Gefahren wegen HIV-Infektion sind in Uganda eine allgemeine Gefahr i. S. v. § 60 Abs. 7 AufenthG; kein sicherer Zugang zu kostenloser Behandlung; eine schriftliche Belehrung nach § 10 Abs. 7 AsylVfG ist bei Analphabeten unzulässig; keine Belehrung in englischer Sprache, wenn der Antragsteller "Pidgin-Englisch" spricht.

 

Schlagwörter: Uganda, Ablehnungsbescheid, Zustellung, Zustellungsfiktion, Belehrung, Analphabeten, Sprachkenntnisse, Abschiebungshindernis, zielstaatsbezogene Abschiebungshindernisse, Krankheit, HIV/Aids, allgemeine Gefahr, extreme Gefahrenlage, medizinische Versorgung, Finanzierbarkeit
Normen: AsylVfG § 10 Abs. 2; AsylVfG § 10 Abs. 7; AufenthG § 60 Abs. 7
Auszüge:

Gefahren wegen HIV-Infektion sind in Uganda eine allgemeine Gefahr i.

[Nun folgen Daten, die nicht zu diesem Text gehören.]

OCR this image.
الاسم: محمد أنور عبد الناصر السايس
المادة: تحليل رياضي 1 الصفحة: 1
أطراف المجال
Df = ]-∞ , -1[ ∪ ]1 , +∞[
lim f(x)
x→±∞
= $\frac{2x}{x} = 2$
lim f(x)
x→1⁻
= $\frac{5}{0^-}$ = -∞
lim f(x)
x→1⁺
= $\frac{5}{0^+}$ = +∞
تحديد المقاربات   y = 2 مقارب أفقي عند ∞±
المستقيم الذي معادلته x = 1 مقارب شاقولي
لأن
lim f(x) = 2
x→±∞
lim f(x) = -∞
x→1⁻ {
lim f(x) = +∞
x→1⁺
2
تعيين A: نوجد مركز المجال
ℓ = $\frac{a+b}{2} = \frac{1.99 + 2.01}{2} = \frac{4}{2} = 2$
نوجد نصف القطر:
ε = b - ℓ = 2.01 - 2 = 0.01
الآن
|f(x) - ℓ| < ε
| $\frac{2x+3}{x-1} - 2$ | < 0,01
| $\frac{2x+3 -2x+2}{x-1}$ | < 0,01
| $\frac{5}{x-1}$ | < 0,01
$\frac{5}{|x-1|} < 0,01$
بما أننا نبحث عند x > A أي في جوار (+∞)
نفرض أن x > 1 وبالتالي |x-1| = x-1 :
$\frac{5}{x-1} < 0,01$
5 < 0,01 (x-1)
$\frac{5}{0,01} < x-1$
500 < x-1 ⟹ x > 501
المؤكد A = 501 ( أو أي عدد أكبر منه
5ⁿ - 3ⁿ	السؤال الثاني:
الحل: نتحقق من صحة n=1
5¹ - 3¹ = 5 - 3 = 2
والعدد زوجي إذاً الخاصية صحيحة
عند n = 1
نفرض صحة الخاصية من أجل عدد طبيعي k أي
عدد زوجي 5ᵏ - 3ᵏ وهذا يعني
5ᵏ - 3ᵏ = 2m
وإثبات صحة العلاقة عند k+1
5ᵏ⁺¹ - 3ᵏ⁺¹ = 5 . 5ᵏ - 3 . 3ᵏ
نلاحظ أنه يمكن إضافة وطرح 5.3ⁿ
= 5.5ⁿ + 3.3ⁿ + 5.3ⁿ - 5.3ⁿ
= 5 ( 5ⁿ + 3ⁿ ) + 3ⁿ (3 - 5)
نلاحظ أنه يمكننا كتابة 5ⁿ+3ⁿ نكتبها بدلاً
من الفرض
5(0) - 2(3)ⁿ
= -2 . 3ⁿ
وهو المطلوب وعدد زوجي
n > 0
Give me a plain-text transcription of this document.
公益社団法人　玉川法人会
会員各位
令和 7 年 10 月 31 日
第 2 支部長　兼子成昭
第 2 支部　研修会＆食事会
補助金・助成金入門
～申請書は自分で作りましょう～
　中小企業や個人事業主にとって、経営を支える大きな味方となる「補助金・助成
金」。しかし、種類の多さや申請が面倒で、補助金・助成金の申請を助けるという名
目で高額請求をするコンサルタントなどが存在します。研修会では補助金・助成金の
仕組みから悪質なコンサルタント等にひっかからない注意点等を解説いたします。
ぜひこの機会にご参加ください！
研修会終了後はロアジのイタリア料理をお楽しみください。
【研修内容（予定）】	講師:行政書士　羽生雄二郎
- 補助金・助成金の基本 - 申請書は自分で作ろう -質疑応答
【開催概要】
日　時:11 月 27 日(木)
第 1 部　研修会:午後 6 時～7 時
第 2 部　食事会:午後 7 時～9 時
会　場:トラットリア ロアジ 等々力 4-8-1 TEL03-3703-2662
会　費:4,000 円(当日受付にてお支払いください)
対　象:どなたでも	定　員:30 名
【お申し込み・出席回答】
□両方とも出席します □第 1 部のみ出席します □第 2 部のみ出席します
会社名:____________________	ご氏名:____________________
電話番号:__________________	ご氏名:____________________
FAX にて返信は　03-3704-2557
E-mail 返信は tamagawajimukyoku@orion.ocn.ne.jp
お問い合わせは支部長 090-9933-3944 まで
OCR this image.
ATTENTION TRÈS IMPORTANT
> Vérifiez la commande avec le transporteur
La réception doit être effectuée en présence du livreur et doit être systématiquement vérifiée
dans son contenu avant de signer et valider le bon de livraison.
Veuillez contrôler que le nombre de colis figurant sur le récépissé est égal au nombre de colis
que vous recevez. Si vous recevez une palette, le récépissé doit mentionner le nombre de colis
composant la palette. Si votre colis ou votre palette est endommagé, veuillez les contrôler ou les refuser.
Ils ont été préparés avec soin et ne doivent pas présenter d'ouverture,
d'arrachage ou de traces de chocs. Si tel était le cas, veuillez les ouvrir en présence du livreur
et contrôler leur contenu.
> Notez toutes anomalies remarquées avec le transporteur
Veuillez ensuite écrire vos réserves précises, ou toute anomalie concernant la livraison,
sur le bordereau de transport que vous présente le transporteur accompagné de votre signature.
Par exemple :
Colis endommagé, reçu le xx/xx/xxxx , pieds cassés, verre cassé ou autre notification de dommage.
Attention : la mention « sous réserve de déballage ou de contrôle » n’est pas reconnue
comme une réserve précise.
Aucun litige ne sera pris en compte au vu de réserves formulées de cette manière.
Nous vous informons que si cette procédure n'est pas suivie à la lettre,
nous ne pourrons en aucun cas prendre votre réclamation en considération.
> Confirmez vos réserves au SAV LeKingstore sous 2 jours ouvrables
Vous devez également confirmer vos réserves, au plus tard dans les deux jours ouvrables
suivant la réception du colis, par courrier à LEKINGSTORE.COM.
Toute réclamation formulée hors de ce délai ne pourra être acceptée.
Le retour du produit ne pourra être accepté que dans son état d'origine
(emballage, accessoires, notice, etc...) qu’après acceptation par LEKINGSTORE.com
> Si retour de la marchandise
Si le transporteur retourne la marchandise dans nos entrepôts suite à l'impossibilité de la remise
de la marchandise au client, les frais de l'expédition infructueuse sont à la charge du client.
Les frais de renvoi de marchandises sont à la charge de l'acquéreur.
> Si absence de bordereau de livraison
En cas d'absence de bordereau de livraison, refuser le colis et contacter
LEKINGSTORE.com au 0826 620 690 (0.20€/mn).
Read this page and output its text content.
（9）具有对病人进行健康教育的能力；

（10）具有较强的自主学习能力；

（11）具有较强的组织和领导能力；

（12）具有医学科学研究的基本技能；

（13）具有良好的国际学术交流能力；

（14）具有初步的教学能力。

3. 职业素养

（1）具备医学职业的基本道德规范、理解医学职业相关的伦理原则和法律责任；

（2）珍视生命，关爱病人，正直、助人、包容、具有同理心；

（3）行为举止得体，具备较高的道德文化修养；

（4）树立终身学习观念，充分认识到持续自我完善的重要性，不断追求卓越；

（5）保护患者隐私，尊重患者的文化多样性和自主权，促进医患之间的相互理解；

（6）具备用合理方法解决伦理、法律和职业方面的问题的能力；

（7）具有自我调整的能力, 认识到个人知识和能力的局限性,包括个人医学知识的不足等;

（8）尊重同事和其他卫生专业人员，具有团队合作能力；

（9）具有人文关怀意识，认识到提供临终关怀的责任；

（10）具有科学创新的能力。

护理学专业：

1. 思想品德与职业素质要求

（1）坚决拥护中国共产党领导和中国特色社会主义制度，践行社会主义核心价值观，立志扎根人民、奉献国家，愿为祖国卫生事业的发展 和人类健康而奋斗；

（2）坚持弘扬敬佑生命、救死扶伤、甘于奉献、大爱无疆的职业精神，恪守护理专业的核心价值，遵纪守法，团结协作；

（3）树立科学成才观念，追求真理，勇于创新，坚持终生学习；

S. v. § 60 Abs. 7 AufenthG; kein sicherer Zugang zu kostenloser Behandlung; eine schriftliche Belehrung nach § 10 Abs. 7 AsylVfG ist bei Analphabeten unzulässig; keine Belehrung in englischer Sprache, wenn der Antragsteller "Pidgin-Englisch" spricht.

(Leitsatz der Redaktion)

 

Die Klage ist zulässig, denn sie ist innerhalb der zweiwöchigen Klagefrist des § 74 Abs. 1 AsylVfG erhoben worden, denn der Klägerin wurde der Bescheid des Bundesamtes vom 8. Mai 2006 erst mit der Abholung am 31. Mai 2006 (S. 88 d.A.) wirksam bekannt gegeben (§ 41 VwVfG), so dass die Erhebung der Klage bei Gericht am 4. Juni 2006 noch rechtzeitig war. Die Zustellungsfiktion des § 10 Abs. 2 Satz 1 AsylVfG muss die Klägerin nicht gegen sich gelten lassen, weil sie nicht ordnungsgemäß nach § 10 Abs. 7 AsylVfG belehrt worden ist. Dies aus zwei Gründen. Zum einen kann die Klägerin eigenen, unbestrittenen Angaben zu folge nicht lesen, so dass sie nach § 10 Abs. 7 AsylVfG, wonach sie schriftlich zu belehren ist, gar nicht ordnungsgemäß belehrt werden konnte, denn eine schriftliche Belehrung setzt denknotwendig eine Kenntnisnahmemöglichkeit durch den Empfänger voraus. Zum anderen wurde die Klägerin zwar in englischer Sprache belehrt, was jedoch nicht ausreichend war, um die besondere Bedeutung der Belehrung (vgl. BVerfG DVBl. 1996, 1252) sicher zu stellen. Ausweislich des Sprachgutachtens des Bundesamtes (S. 55 f. d.A.) verfügt die Klägerin nämlich nur über eine Art Pidgin-Englisch, so dass es notwendig gewesen wäre, sie in ihrer Heimatsprache Swahili schriftlich zu belehren, was aber nicht erfolgte.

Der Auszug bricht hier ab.